In NYC, Hundreds Protest Nike’s Kangaroo Slaughter
The News
Accompanied by a giant mobile billboard, several hundred animal rights activists descended upon the Nike store in Soho to protest the company’s use of kangaroo skin in its soccer shoes. It was the fourth and largest protest staged in New York City as part of the Center for a Humane Economy’s global #KangaroosAreNotShoes campaign.

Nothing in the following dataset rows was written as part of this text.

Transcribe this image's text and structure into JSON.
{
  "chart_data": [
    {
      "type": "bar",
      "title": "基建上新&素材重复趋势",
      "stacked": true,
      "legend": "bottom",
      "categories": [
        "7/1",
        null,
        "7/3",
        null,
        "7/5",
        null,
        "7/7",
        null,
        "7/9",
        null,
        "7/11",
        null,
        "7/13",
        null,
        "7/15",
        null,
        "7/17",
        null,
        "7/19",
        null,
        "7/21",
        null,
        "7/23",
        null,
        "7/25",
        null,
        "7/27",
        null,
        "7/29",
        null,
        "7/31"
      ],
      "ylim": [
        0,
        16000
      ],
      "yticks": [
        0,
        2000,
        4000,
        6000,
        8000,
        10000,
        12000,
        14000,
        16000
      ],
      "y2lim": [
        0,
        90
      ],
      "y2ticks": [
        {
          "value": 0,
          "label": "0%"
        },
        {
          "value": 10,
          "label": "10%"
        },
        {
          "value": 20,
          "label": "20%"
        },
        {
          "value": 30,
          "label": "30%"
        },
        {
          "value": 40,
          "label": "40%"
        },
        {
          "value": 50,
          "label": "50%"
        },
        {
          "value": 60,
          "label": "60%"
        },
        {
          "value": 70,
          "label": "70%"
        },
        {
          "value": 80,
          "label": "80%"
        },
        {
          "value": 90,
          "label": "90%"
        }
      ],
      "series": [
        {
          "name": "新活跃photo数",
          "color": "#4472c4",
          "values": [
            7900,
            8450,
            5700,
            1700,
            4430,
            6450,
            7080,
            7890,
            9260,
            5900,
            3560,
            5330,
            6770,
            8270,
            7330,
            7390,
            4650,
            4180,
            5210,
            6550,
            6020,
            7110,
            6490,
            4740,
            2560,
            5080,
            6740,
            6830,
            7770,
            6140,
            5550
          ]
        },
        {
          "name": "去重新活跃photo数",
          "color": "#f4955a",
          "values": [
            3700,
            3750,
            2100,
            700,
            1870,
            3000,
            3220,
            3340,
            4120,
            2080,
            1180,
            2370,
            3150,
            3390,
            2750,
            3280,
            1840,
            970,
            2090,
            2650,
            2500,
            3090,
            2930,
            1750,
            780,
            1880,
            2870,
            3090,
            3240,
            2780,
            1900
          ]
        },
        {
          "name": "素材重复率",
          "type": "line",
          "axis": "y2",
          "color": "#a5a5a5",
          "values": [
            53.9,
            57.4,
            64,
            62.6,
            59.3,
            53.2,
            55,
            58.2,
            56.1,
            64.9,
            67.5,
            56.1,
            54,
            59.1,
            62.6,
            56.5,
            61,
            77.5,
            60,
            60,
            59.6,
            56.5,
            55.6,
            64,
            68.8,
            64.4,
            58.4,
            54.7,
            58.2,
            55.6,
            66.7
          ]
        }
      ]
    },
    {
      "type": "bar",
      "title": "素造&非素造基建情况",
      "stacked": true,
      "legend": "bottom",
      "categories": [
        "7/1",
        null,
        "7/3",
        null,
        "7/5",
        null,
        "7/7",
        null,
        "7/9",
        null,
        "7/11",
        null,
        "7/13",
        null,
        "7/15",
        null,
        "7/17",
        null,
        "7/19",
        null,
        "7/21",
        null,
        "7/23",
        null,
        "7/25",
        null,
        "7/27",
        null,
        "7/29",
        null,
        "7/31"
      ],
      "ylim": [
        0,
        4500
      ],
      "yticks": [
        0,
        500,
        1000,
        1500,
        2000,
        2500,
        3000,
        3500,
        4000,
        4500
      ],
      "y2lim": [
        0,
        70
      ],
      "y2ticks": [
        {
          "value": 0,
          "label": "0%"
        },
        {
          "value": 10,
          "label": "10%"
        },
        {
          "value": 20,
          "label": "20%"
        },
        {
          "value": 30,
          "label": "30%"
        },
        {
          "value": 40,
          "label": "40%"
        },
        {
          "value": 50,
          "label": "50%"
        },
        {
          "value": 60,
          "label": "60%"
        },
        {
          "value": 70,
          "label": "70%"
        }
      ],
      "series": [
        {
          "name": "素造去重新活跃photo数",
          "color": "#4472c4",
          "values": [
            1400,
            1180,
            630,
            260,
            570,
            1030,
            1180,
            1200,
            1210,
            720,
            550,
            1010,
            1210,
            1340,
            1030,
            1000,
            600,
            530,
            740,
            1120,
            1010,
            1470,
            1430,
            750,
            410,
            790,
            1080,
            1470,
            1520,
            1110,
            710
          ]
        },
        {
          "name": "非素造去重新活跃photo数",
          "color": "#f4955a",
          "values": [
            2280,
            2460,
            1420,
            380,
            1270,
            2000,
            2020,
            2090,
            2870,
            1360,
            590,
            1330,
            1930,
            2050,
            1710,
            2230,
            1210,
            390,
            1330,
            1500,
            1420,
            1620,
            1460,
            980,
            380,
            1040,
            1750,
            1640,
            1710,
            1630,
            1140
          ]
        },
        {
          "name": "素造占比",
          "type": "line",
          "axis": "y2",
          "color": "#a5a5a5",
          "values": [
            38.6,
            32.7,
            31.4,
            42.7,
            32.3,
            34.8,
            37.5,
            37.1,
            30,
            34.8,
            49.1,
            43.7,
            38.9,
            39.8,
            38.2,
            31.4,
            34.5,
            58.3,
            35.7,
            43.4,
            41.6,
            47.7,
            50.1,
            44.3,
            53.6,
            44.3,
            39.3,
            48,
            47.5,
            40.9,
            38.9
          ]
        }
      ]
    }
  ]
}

During two of the previous protests, activists disrupted business inside of the store, but NYPD officers and Nike security guards blocked the entrance as the activists who were participating in the 2022 Animal Rights March arrived at the store.
“Nike’s dirty little secret is that its commercial hunters chase down hundreds of thousands of kangaroos in the dark of night, shoot them in the head and steal their skin to make soccer shoes,” said Donny Moss of TheirTurn, an organizer of the NYC protest. “Instead of massacring innocent animals and using their skin as fabric, Nike should make the obvious switch to cruelty-free materials.”
The protest comes two weeks after the Los Angeles Times published an editorial calling on the California state government to enforce the law banning the sale of “k-leather” and encouraging consumers not to buy the contraband. “There are plenty of quality soccer shoes in material that doesn’t require killing kangaroos.” California is the only U.S. state to ban the sale of kangaroo products, including skin, but The Kangaroo Protection Act, federal legislation introduced in 2021, would ban the importation of kangaroo products into the entire country.
The massacre of kangaroos in Australia represents the largest slaughter of land-based wildlife in the world. According to the Center for a Humane Economy, 70% of the approximately two million kangaroos killed each year for commercial purposes are used to make soccer shoes for sportswear companies like Nike.
Some of the female kangaroos who are shot have babies (joeys) in their pouches or by their side. Code dictates that hunters either decapitate or bludgeon to death the joeys who are in the pouches. The joeys who are not in their mother’s pouch often die slowly from exposure and predation. Each year, an estimated 500,000 to 800,000 joeys die during the nightly kangaroo hunt.
Animal rights activists in Los Angeles, Portland, where Nike is headquartered, and several Australian cities have also staged protests inside and outside of Nike stores.
Several retailers, including Nordstrom, Gucci, Prada, and Versace, have stopped selling kangaroo skin products. Animal rights activists plan to continue protesting Nike and other clothing and shoe manufacturers that use kangaroo leather, including Adidas and Puma, until they remove it from their inventory voluntarily or a nationwide ban.
The Center for a Humane Economy, which is leading the #KangaroosAreNotShoes campaign, has a petition calling on Nike CEO John Donahoe to “stop profiting from the largest slaughter of land-based wildlife!” Approximately 77,000 people have signed the petition to date.
I donnie support this. make it stop.
Well done protesters but the thing is the professional shooters could only shoot so many animals in one night and would only shoot male kangaroos now the farmers are shooting more kangaroos that are on there land which can be three or four times more than the professional shooters are allowed to shoot so more dead kangaroos than before. Plus’s more female kangaroos are dying and left to rot the professional shooters collect the dead kangaroos they shoot and send them to the processing centre were the meat is used for dog food and the skin to make shoes
how can we stop these horrible people ?
how can we stop this ?
This is pure animal abuse! we were not put on this earth and blessed with nature and life too abuse, torture, and kill these or any helpless animals…. you all should be ashamed and will answer to your true maker one day! Stop the killings and abuse now!
Great to see this happen. This massacre has always taken a back seat in NYC behind the fur protests, but glad to see it getting the attention it deserves here. Will never buy another Nike product. Of course they use countless other skins of many animals, so the best thing is to buy brands who only use faux leather.
No wonder why these shoes are so comfy
Thank you for your powerful protest demonstration against Nike’s wilful cruelty to kangaroos and their young. One of the first articles I remember reading when I joined the animal rights movement in the 1980s was about the perpetual mass-killings of kangaroos in Australia and how the babies would crawl up the dead body of their mother seeking comfort and slowly dying. The Australian government and its citizen allies have been at war against kangaroos and emus forever.